Die Industrie im bayerischen Chemiedreieck ist ein Energiefresser und verbraucht fast ein Zehntel des Stroms im Freistaat. Ist Markus Söders Ankündigung, das alles CO2-frei umzubauen innerhalb von nicht einmal 20 Jahren, überhaupt zu schaffen?
Nötig: viel Energie, möglichst günstig
Eine Halle bei einem der größten Betriebe der Region, bei Wacker in Burghausen, mit etwa 20 Öfen aus Stahl, jeder mit einem kleinen runden Fenster, aus dem oranges Licht scheint: Glühende Stäbe, an denen sich Polysilizium anlagert, wichtigster Bestandteil von Halbleiterchips und Solarzellen. Arbeitskräfte kommen hier nur zum Kontrollieren vorbei, vor allem braucht es hier viel Energie, möglichst günstig.
Ein Drittel des Stroms kommt aus dem eigenen Gaskraftwerk
"15 Prozent unseres Stroms kommen aus dem Wasserkraftwerk an der Alz, 35 Prozent aus unserem eigenen Gaskraftwerk, und die restlichen 50 aus dem öffentlichen Netz", sagt Peter von Zumbusch, Werksleiter bei Wacker in Burghausen.
Stromverbrauch könnte "massiv" steigen
Um CO2-frei zu werden, dürfte das Unternehmen nur noch grünen Strom kaufen und müsste sein Gas zum Beispiel durch Wasserstoff ersetzen. Doch um den zu produzieren, bräuchte es Unmengen zusätzlichen Öko-Strom, erklärt Bernhard Langhammer, Sprecher des bayerischen Chemiedreiecks: "Das wird dazu führen, dass der Strombedarf nicht nur etwas steigt, sondern massiv." In der chemischen Industrie könne der Strombedarf dabei bis zum Zehnfachen steigen, befürchten manche Experten. Dabei brauchen die knapp 20 Unternehmen im Kreis Altötting schon jetzt fünf Terrawattstunden Strom pro Jahr, zum Vergleich: Ganz München braucht sieben Terrawattstunden Strom. Und die Staatsregierung will ja sogar ganz Bayern bis 2040 klimaneutral bekommen.
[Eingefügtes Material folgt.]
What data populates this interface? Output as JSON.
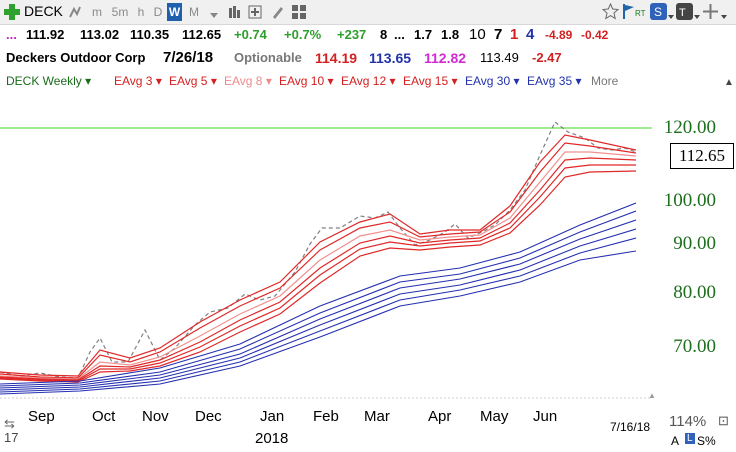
{
  "toolbar": {
    "symbol": "DECK",
    "periods": [
      "m",
      "5m",
      "h",
      "D",
      "W",
      "M"
    ],
    "active_period": "W",
    "rt_label": "RT"
  },
  "quote": {
    "prefix": "...",
    "open": "111.92",
    "high": "113.02",
    "low": "110.35",
    "close": "112.65",
    "change": "+0.74",
    "change_pct": "+0.7%",
    "volume_change": "+237",
    "rank": "8",
    "dots": "...",
    "v1": "1.7",
    "v2": "1.8",
    "v3": "10",
    "v4": "7",
    "v5": "1",
    "v6": "4",
    "v7": "-4.89",
    "v8": "-0.42"
  },
  "info": {
    "name": "Deckers Outdoor Corp",
    "date": "7/26/18",
    "optionable": "Optionable",
    "a": "114.19",
    "b": "113.65",
    "c": "112.82",
    "d": "113.49",
    "e": "-2.47"
  },
  "legend": {
    "items": [
      {
        "label": "DECK Weekly",
        "color": "#1a6b1a"
      },
      {
        "label": "EAvg 3",
        "color": "#d42020"
      },
      {
        "label": "EAvg 5",
        "color": "#d42020"
      },
      {
        "label": "EAvg 8",
        "color": "#f08a8a"
      },
      {
        "label": "EAvg 10",
        "color": "#d42020"
      },
      {
        "label": "EAvg 12",
        "color": "#d42020"
      },
      {
        "label": "EAvg 15",
        "color": "#d42020"
      },
      {
        "label": "EAvg 30",
        "color": "#2233aa"
      },
      {
        "label": "EAvg 35",
        "color": "#2233aa"
      }
    ],
    "more": "More"
  },
  "axis": {
    "yticks": [
      "120.00",
      "100.00",
      "90.00",
      "80.00",
      "70.00"
    ],
    "current_price": "112.65",
    "x_months": [
      "Sep",
      "Oct",
      "Nov",
      "Dec",
      "Jan",
      "Feb",
      "Mar",
      "Apr",
      "May",
      "Jun"
    ],
    "year_label": "2018",
    "prev_year_label": "17",
    "date_label": "7/16/18",
    "zoom": "114%",
    "scale_a": "A",
    "scale_l": "L",
    "scale_pct": "S%"
  },
  "colors": {
    "ref_line": "#66e04a",
    "red_avg": "#e02828",
    "pink_avg": "#f29090",
    "blue_avg": "#2530b0",
    "price_line": "#808080",
    "ytick": "#1d6e1d"
  }
}
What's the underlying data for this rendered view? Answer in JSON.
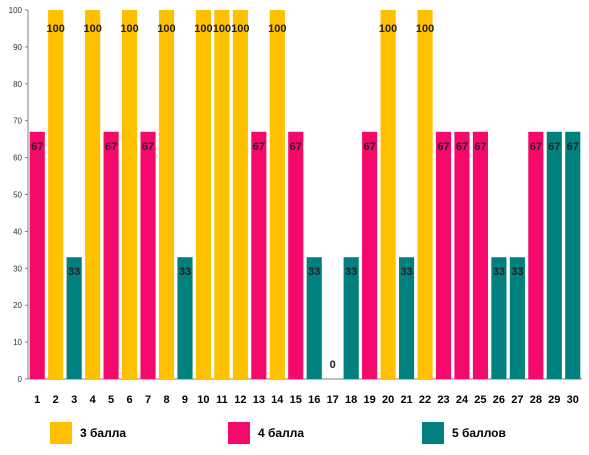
{
  "chart_data": {
    "type": "bar",
    "categories": [
      "1",
      "2",
      "3",
      "4",
      "5",
      "6",
      "7",
      "8",
      "9",
      "10",
      "11",
      "12",
      "13",
      "14",
      "15",
      "16",
      "17",
      "18",
      "19",
      "20",
      "21",
      "22",
      "23",
      "24",
      "25",
      "26",
      "27",
      "28",
      "29",
      "30"
    ],
    "values": [
      67,
      100,
      33,
      100,
      67,
      100,
      67,
      100,
      33,
      100,
      100,
      100,
      67,
      100,
      67,
      33,
      0,
      33,
      67,
      100,
      33,
      100,
      67,
      67,
      67,
      33,
      33,
      67,
      67,
      67
    ],
    "groups": [
      "4 балла",
      "3 балла",
      "5 баллов",
      "3 балла",
      "4 балла",
      "3 балла",
      "4 балла",
      "3 балла",
      "5 баллов",
      "3 балла",
      "3 балла",
      "3 балла",
      "4 балла",
      "3 балла",
      "4 балла",
      "5 баллов",
      "5 баллов",
      "5 баллов",
      "4 балла",
      "3 балла",
      "5 баллов",
      "3 балла",
      "4 балла",
      "4 балла",
      "4 балла",
      "5 баллов",
      "5 баллов",
      "4 балла",
      "5 баллов",
      "5 баллов"
    ],
    "ylim": [
      0,
      100
    ],
    "yticks": [
      0,
      10,
      20,
      30,
      40,
      50,
      60,
      70,
      80,
      90,
      100
    ],
    "grid": false,
    "legend_position": "bottom",
    "legend": [
      {
        "name": "3 балла",
        "color": "#FFC000"
      },
      {
        "name": "4 балла",
        "color": "#F50A6C"
      },
      {
        "name": "5 баллов",
        "color": "#00807F"
      }
    ]
  }
}
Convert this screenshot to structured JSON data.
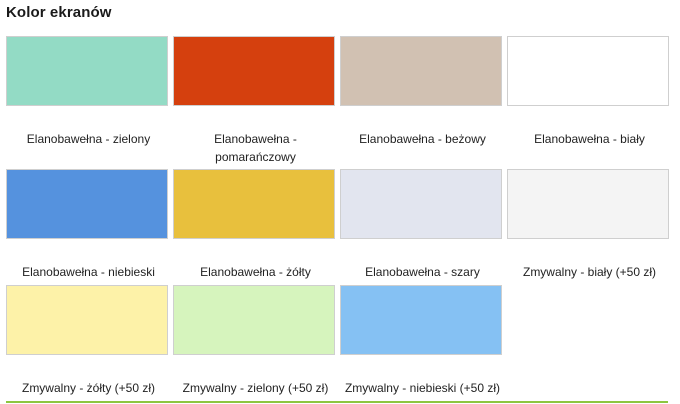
{
  "section": {
    "title": "Kolor ekranów"
  },
  "swatches": [
    {
      "label": "Elanobawełna - zielony",
      "color": "#93dbc5"
    },
    {
      "label": "Elanobawełna - pomarańczowy",
      "color": "#d5400e"
    },
    {
      "label": "Elanobawełna - beżowy",
      "color": "#d1c1b2"
    },
    {
      "label": "Elanobawełna - biały",
      "color": "#ffffff"
    },
    {
      "label": "Elanobawełna - niebieski",
      "color": "#5592de"
    },
    {
      "label": "Elanobawełna - żółty",
      "color": "#e8c03d"
    },
    {
      "label": "Elanobawełna - szary",
      "color": "#e2e5ef"
    },
    {
      "label": "Zmywalny - biały (+50 zł)",
      "color": "#f4f4f4"
    },
    {
      "label": "Zmywalny - żółty (+50 zł)",
      "color": "#fdf2a8"
    },
    {
      "label": "Zmywalny - zielony (+50 zł)",
      "color": "#d6f4bd"
    },
    {
      "label": "Zmywalny - niebieski (+50 zł)",
      "color": "#85c1f3"
    }
  ],
  "colors": {
    "accent_line": "#8dc63f"
  }
}
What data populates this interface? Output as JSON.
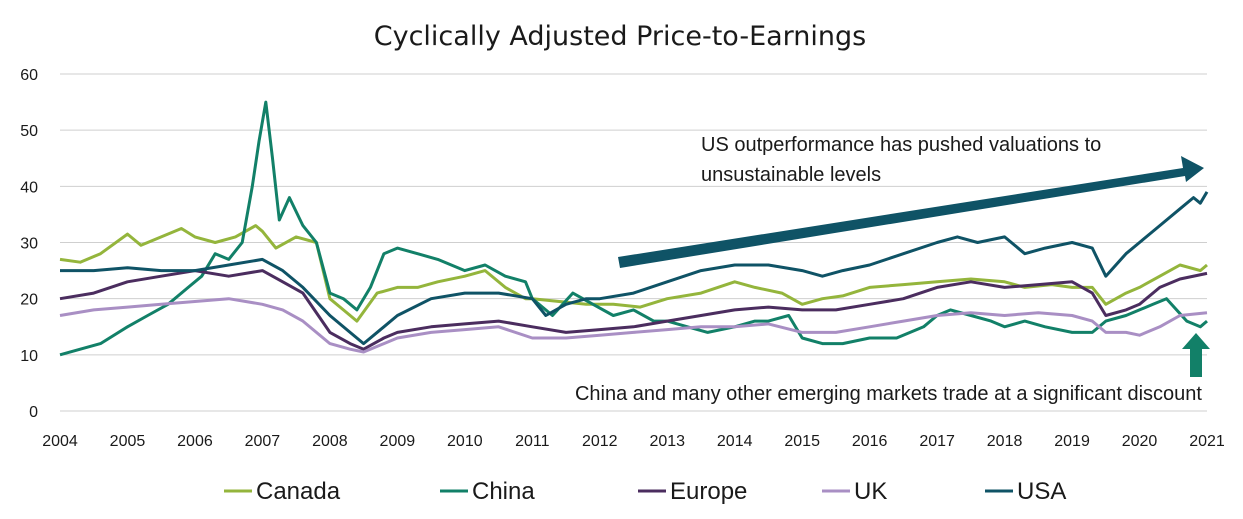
{
  "chart_data": {
    "type": "line",
    "title": "Cyclically Adjusted Price-to-Earnings",
    "xlabel": "",
    "ylabel": "",
    "ylim": [
      0,
      60
    ],
    "xlim": [
      2004,
      2021
    ],
    "yticks": [
      "0",
      "10",
      "20",
      "30",
      "40",
      "50",
      "60"
    ],
    "xticks": [
      "2004",
      "2005",
      "2006",
      "2007",
      "2008",
      "2009",
      "2010",
      "2011",
      "2012",
      "2013",
      "2014",
      "2015",
      "2016",
      "2017",
      "2018",
      "2019",
      "2020",
      "2021"
    ],
    "grid": true,
    "legend_position": "bottom",
    "annotations": [
      {
        "lines": [
          "US outperformance has pushed valuations to",
          "unsustainable levels"
        ],
        "arrow": "up-right",
        "color": "#0f5366"
      },
      {
        "lines": [
          "China and many other emerging markets trade at a significant discount"
        ],
        "arrow": "up",
        "color": "#128068"
      }
    ],
    "series": [
      {
        "name": "Canada",
        "color": "#94b53c",
        "x": [
          2004,
          2004.3,
          2004.6,
          2005,
          2005.2,
          2005.5,
          2005.8,
          2006,
          2006.3,
          2006.6,
          2006.9,
          2007,
          2007.2,
          2007.5,
          2007.8,
          2008,
          2008.2,
          2008.4,
          2008.7,
          2009,
          2009.3,
          2009.6,
          2010,
          2010.3,
          2010.6,
          2010.9,
          2011,
          2011.4,
          2011.8,
          2012.2,
          2012.6,
          2013,
          2013.5,
          2014,
          2014.3,
          2014.7,
          2015,
          2015.3,
          2015.6,
          2016,
          2016.5,
          2017,
          2017.5,
          2018,
          2018.3,
          2018.7,
          2019,
          2019.3,
          2019.5,
          2019.8,
          2020,
          2020.3,
          2020.6,
          2020.9,
          2021
        ],
        "values": [
          27,
          26.5,
          28,
          31.5,
          29.5,
          31,
          32.5,
          31,
          30,
          31,
          33,
          32,
          29,
          31,
          30,
          20,
          18,
          16,
          21,
          22,
          22,
          23,
          24,
          25,
          22,
          20,
          20,
          19.5,
          19,
          19,
          18.5,
          20,
          21,
          23,
          22,
          21,
          19,
          20,
          20.5,
          22,
          22.5,
          23,
          23.5,
          23,
          22,
          22.5,
          22,
          22,
          19,
          21,
          22,
          24,
          26,
          25,
          26
        ]
      },
      {
        "name": "China",
        "color": "#128068",
        "x": [
          2004,
          2004.3,
          2004.6,
          2005,
          2005.3,
          2005.6,
          2005.9,
          2006.1,
          2006.3,
          2006.5,
          2006.7,
          2006.85,
          2006.95,
          2007.05,
          2007.15,
          2007.25,
          2007.4,
          2007.6,
          2007.8,
          2008,
          2008.2,
          2008.4,
          2008.6,
          2008.8,
          2009,
          2009.3,
          2009.6,
          2010,
          2010.3,
          2010.6,
          2010.9,
          2011,
          2011.3,
          2011.6,
          2011.9,
          2012.2,
          2012.5,
          2012.8,
          2013,
          2013.3,
          2013.6,
          2014,
          2014.3,
          2014.5,
          2014.8,
          2015,
          2015.3,
          2015.6,
          2016,
          2016.4,
          2016.8,
          2017,
          2017.2,
          2017.5,
          2017.8,
          2018,
          2018.3,
          2018.6,
          2019,
          2019.3,
          2019.5,
          2019.8,
          2020,
          2020.2,
          2020.4,
          2020.7,
          2020.9,
          2021
        ],
        "values": [
          10,
          11,
          12,
          15,
          17,
          19,
          22,
          24,
          28,
          27,
          30,
          40,
          48,
          55,
          45,
          34,
          38,
          33,
          30,
          21,
          20,
          18,
          22,
          28,
          29,
          28,
          27,
          25,
          26,
          24,
          23,
          20,
          17,
          21,
          19,
          17,
          18,
          16,
          16,
          15,
          14,
          15,
          16,
          16,
          17,
          13,
          12,
          12,
          13,
          13,
          15,
          17,
          18,
          17,
          16,
          15,
          16,
          15,
          14,
          14,
          16,
          17,
          18,
          19,
          20,
          16,
          15,
          16
        ]
      },
      {
        "name": "Europe",
        "color": "#4b2d5f",
        "x": [
          2004,
          2004.5,
          2005,
          2005.5,
          2006,
          2006.5,
          2007,
          2007.3,
          2007.6,
          2008,
          2008.3,
          2008.5,
          2008.8,
          2009,
          2009.5,
          2010,
          2010.5,
          2011,
          2011.5,
          2012,
          2012.5,
          2013,
          2013.5,
          2014,
          2014.5,
          2015,
          2015.5,
          2016,
          2016.5,
          2017,
          2017.5,
          2018,
          2018.5,
          2019,
          2019.3,
          2019.5,
          2019.8,
          2020,
          2020.3,
          2020.6,
          2021
        ],
        "values": [
          20,
          21,
          23,
          24,
          25,
          24,
          25,
          23,
          21,
          14,
          12,
          11,
          13,
          14,
          15,
          15.5,
          16,
          15,
          14,
          14.5,
          15,
          16,
          17,
          18,
          18.5,
          18,
          18,
          19,
          20,
          22,
          23,
          22,
          22.5,
          23,
          21,
          17,
          18,
          19,
          22,
          23.5,
          24.5
        ]
      },
      {
        "name": "UK",
        "color": "#a98fc4",
        "x": [
          2004,
          2004.5,
          2005,
          2005.5,
          2006,
          2006.5,
          2007,
          2007.3,
          2007.6,
          2008,
          2008.3,
          2008.5,
          2008.8,
          2009,
          2009.5,
          2010,
          2010.5,
          2011,
          2011.5,
          2012,
          2012.5,
          2013,
          2013.5,
          2014,
          2014.5,
          2015,
          2015.5,
          2016,
          2016.5,
          2017,
          2017.5,
          2018,
          2018.5,
          2019,
          2019.3,
          2019.5,
          2019.8,
          2020,
          2020.3,
          2020.6,
          2021
        ],
        "values": [
          17,
          18,
          18.5,
          19,
          19.5,
          20,
          19,
          18,
          16,
          12,
          11,
          10.5,
          12,
          13,
          14,
          14.5,
          15,
          13,
          13,
          13.5,
          14,
          14.5,
          15,
          15,
          15.5,
          14,
          14,
          15,
          16,
          17,
          17.5,
          17,
          17.5,
          17,
          16,
          14,
          14,
          13.5,
          15,
          17,
          17.5
        ]
      },
      {
        "name": "USA",
        "color": "#0f5366",
        "x": [
          2004,
          2004.5,
          2005,
          2005.5,
          2006,
          2006.5,
          2007,
          2007.3,
          2007.6,
          2008,
          2008.3,
          2008.5,
          2008.8,
          2009,
          2009.5,
          2010,
          2010.5,
          2011,
          2011.2,
          2011.5,
          2011.8,
          2012,
          2012.5,
          2013,
          2013.5,
          2014,
          2014.5,
          2015,
          2015.3,
          2015.6,
          2016,
          2016.5,
          2017,
          2017.3,
          2017.6,
          2018,
          2018.3,
          2018.6,
          2019,
          2019.3,
          2019.5,
          2019.8,
          2020,
          2020.3,
          2020.6,
          2020.8,
          2020.9,
          2021
        ],
        "values": [
          25,
          25,
          25.5,
          25,
          25,
          26,
          27,
          25,
          22,
          17,
          14,
          12,
          15,
          17,
          20,
          21,
          21,
          20,
          17,
          19,
          20,
          20,
          21,
          23,
          25,
          26,
          26,
          25,
          24,
          25,
          26,
          28,
          30,
          31,
          30,
          31,
          28,
          29,
          30,
          29,
          24,
          28,
          30,
          33,
          36,
          38,
          37,
          39
        ]
      }
    ]
  }
}
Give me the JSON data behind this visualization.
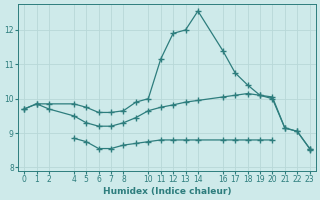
{
  "xlabel": "Humidex (Indice chaleur)",
  "background_color": "#ceeaea",
  "line_color": "#2d7d7d",
  "grid_color": "#b8d8d8",
  "xdata": [
    0,
    1,
    2,
    4,
    5,
    6,
    7,
    8,
    9,
    10,
    11,
    12,
    13,
    14,
    16,
    17,
    18,
    19,
    20,
    21,
    22,
    23
  ],
  "line_top": [
    9.7,
    9.85,
    9.85,
    9.85,
    9.75,
    9.6,
    9.6,
    9.65,
    9.9,
    10.0,
    11.15,
    11.9,
    12.0,
    12.55,
    11.4,
    10.75,
    10.4,
    10.1,
    10.05,
    9.15,
    9.05,
    8.55
  ],
  "line_mid": [
    9.7,
    9.85,
    9.7,
    9.5,
    9.3,
    9.2,
    9.2,
    9.3,
    9.45,
    9.65,
    9.75,
    9.82,
    9.9,
    9.95,
    10.05,
    10.1,
    10.15,
    10.1,
    10.0,
    9.15,
    9.05,
    8.55
  ],
  "line_bot": [
    null,
    null,
    null,
    8.85,
    8.75,
    8.55,
    8.55,
    8.65,
    8.7,
    8.75,
    8.8,
    8.8,
    8.8,
    8.8,
    8.8,
    8.8,
    8.8,
    8.8,
    8.8,
    null,
    null,
    8.5
  ],
  "ylim": [
    7.9,
    12.75
  ],
  "xlim": [
    -0.5,
    23.5
  ],
  "yticks": [
    8,
    9,
    10,
    11,
    12
  ],
  "xticks": [
    0,
    1,
    2,
    4,
    5,
    6,
    7,
    8,
    10,
    11,
    12,
    13,
    14,
    16,
    17,
    18,
    19,
    20,
    21,
    22,
    23
  ]
}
Das bräuchte Bayern für Klimaneutralität bis 2040
Laut Bayerischer Energie- und Wasserwirtschaft bräuchte es dafür ab sofort bis 2040 jede Woche
- Zwei neue Windräder
- Sechs Schiffscontainer mit Batteriespeichern
- 180 Fußballfelder voller Photovoltaikanlagen und
- 2.200 umweltfreundliche Heizungen.
Und dazu fordern andere Experten Hochspannungsleitungen und eine Pipeline für grünen Strom und Wasserstoff aus dem windreichen Norden.
Ifo-Expertin: Wir müssen 2022 durchstarten
Diese Klimaziele sind äußerst ambitioniert, findet Energieexpertin Karen Pittel vom Ifo-Institut: "Ich will jetzt nicht sagen, wir müssen morgen anfangen, aber wenn wir nicht in diesem Jahr durchstarten, dann wird's fast unmöglich." Alle müssten mitmachen, auch im Landkreis Altötting. Aber sind auch alle bereit dazu?
Wer sich umhört, wie die Leute so denken, stößt immer noch auf Ablehnung der Windräder, weil sie "die Landschaft verschandeln", aber auch auf Skepsis gegenüber dem Atomausstieg. Auf das Chemiedreieck verzichten will ohnehin keiner.
Umweltfreundlicher als die Produktion in China
Für die Chemie-Lobbyisten ist am wichtigsten, dass der Strom nicht zu teuer wird. Umweltfreundlicher als die Konkurrenz seien sie ohnehin schon, sagt Werksleiter Peter von Zumbusch: "Unser Beitrag ist, dass wir unsere Prozesse wesentlich effizienter fahren als unsere Wettbewerber, was dazu führt, dass wir etwa die Hälfte der CO2-Emmissionen pro Kilogramm Polysilizium haben im Vergleich zu den kohlestrombasierten Wettbewerbern in China."
Polysilizium aus Burghausen, künftig komplett C02-frei produziert? Die Chemieindustrie ist bereit mitzumachen, aber nicht um jeden Preis.